VETERAN activist and cabinet-maker, Ernest Rodker, addressed the problems and opportunities for those of us who regarded ourselves as radicals in the last half of the 20th century, last Tuesday night, at Bradford University.  It was pointed out that this Commonweal lecture was being held on the precise anniversary on the 17th, February 1958, of a meeting of CND which ultimately resulted in Cannon Collins calling on those present to go down to Downing Street to protest against, what was then known as 'the Bomb'.   Mike 'Randle', who was introducing the talk by Ernest described how while he was outside Number 10, he saw Ernest on the ground being beaten by the police and was told to 'Shut up!', when he questioned their conduct.

Later, in 1961, Mike and Ernest renewed their friendship when they spent time in prison together.  By that time Cannon Collins, who had initiated the provocative Downing Street protest in 1958, was to oppose Bertrand Russell's proposals for civil disobedience and direct action which had led to the formation of the Committee of 100.   

Ernest used graphic images of news reports and pictures to show events and historic posters of the time by people like the poster-designer Robin Field.  This continued later when he came to deal with  the 'Stop the 70s Tour' of the South African rugby and cricket teams.  At that time sport became an issue of protest in a way it hadn't previously, except perhaps for the rare case of suffragettes before the First World War.   Despite all the challenges the Labour Government's Home Secretary, James Callaghan, assured us that 'the tour is going to go ahead!'   

The Springboks arrived in November 1969 and stayed in the Park Lane Hotel, and the tour ended following protests in February 1970.  At the time of the cricket tour John Arlott, the then famous cricket commentator, announced that he would not cover the tour, and on the 22nd, May the tour was cancelled.

Ernest mentioned that had at the time,  had contact with Peter Hain and his family.  Peter Hain was later to write of the protests:
'I, along with many others, was outraged at their moral cowardice and hypocrisy, and helped form the Stop The Seventy Tour (STST) campaign to organise non-violent direct action protests against the tour.  These initially focused on country wide demonstrations against 25 matches of a South African rugby tour to Britain in the winter of 1969-70.  The campaign against the racism of South African sport took off with mass protests that quickly escalated to become a national and international controversy.  Eventually the pressure caused the MCC to cancel the cricket tour - by far the biggest victory the anti-apartheid movement had achieved.
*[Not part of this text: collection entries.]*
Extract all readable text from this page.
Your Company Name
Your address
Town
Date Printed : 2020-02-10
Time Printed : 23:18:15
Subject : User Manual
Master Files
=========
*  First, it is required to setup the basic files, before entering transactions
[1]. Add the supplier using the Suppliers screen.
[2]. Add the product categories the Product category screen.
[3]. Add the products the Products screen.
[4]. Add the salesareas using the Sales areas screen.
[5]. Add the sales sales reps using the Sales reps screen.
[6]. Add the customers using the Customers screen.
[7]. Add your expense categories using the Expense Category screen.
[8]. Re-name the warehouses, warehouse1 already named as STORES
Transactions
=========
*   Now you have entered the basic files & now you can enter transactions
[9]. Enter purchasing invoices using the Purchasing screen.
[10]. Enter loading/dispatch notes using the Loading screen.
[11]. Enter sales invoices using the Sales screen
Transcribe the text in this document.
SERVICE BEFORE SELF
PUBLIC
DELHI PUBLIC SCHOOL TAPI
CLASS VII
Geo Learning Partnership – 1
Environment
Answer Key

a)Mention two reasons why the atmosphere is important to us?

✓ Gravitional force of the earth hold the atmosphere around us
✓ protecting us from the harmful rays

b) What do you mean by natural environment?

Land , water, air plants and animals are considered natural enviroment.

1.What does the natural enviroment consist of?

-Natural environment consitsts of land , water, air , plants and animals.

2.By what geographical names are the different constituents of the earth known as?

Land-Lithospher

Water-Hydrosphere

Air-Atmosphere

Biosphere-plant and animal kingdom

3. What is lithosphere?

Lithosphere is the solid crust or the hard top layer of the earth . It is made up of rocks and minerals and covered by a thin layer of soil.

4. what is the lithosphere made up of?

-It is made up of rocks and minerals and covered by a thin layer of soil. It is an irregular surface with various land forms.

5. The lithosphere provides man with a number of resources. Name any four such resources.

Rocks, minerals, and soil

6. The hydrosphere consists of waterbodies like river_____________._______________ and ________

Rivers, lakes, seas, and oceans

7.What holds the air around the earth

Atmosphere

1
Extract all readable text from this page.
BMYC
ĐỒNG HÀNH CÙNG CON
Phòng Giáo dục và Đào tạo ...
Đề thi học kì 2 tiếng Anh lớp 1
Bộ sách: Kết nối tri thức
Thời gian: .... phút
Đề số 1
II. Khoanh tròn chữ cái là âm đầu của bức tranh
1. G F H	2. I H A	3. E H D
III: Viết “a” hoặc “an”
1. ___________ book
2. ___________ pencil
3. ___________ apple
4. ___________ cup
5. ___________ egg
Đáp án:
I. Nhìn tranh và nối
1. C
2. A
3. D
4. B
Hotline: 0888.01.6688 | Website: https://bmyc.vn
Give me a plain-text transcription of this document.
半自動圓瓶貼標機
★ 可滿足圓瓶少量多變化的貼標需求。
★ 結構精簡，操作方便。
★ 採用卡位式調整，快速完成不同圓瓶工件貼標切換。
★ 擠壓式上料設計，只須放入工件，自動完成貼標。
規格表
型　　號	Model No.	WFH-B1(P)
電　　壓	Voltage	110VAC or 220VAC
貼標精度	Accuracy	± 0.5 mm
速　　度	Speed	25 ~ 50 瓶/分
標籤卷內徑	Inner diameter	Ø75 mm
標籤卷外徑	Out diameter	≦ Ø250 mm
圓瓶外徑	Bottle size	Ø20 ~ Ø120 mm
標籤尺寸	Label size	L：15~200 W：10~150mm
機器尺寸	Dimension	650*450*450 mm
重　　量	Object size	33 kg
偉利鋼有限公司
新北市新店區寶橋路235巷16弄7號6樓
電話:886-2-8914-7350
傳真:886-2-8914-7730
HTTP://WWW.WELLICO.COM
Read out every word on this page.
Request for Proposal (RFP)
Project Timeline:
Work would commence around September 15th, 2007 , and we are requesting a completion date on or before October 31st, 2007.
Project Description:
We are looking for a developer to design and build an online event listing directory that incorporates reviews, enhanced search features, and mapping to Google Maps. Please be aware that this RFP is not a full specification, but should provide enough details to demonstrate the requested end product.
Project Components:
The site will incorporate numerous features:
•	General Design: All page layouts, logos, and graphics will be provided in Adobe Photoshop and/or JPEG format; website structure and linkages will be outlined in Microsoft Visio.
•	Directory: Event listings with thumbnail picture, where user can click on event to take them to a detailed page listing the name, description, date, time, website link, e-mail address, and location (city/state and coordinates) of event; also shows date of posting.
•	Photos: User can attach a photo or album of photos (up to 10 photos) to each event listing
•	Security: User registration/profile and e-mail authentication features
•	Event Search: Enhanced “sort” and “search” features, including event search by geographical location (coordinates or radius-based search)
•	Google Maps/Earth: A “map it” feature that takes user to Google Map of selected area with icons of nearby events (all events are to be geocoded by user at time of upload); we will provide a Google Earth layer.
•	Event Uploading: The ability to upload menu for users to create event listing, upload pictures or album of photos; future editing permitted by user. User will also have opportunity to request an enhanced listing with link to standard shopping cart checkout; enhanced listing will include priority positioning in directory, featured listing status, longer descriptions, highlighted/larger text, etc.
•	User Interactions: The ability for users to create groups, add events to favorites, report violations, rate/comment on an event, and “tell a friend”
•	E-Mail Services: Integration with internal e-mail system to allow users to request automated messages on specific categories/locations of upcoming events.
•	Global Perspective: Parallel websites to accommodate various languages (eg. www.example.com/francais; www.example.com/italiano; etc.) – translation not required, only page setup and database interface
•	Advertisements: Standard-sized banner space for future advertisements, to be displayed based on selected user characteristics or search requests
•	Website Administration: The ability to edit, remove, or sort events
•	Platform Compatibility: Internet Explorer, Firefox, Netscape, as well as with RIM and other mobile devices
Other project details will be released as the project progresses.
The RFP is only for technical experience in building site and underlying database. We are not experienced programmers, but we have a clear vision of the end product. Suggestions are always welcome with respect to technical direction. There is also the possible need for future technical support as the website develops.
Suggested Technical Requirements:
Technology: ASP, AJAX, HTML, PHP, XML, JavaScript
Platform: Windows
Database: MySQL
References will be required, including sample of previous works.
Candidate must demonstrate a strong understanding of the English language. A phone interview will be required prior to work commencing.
Australia and New Zealand soon followed suit in rugby as well as cricket, and white South Africa was expelled from the Olympics. ' 

On the 1st, April 1990, the Poll Tax was launched by the Thatcher government, initially in Scotland, where about 1 million refused to pay the tax.  This was merely the springboard to what was to happen on its introduction in England, where ultimately a riot ensured in London as well as mass refusals to pay the tax.  The consequences of this were that Margaret Thatcher left office in 1991, and John Major proclaimed:  'The Poll Tax is un-collectable!'   

Ernest described a  local campaign to save from closure the local school of Chestnut Grove in Balham as part of a series of school closures.   This was successful, as for the most part was his part in the scheme pursued between 1971 and 1981 to convert Dormobiles into vehicles to smuggle literature and duplicators into Czechoslovakia, which functioned until they got rumbled in 1981.  Less successful was Ernest's role in the campaign against pit closures and open-cast mining, culminated in digging holes looking for coal protests on Michael Heseltine's paddock.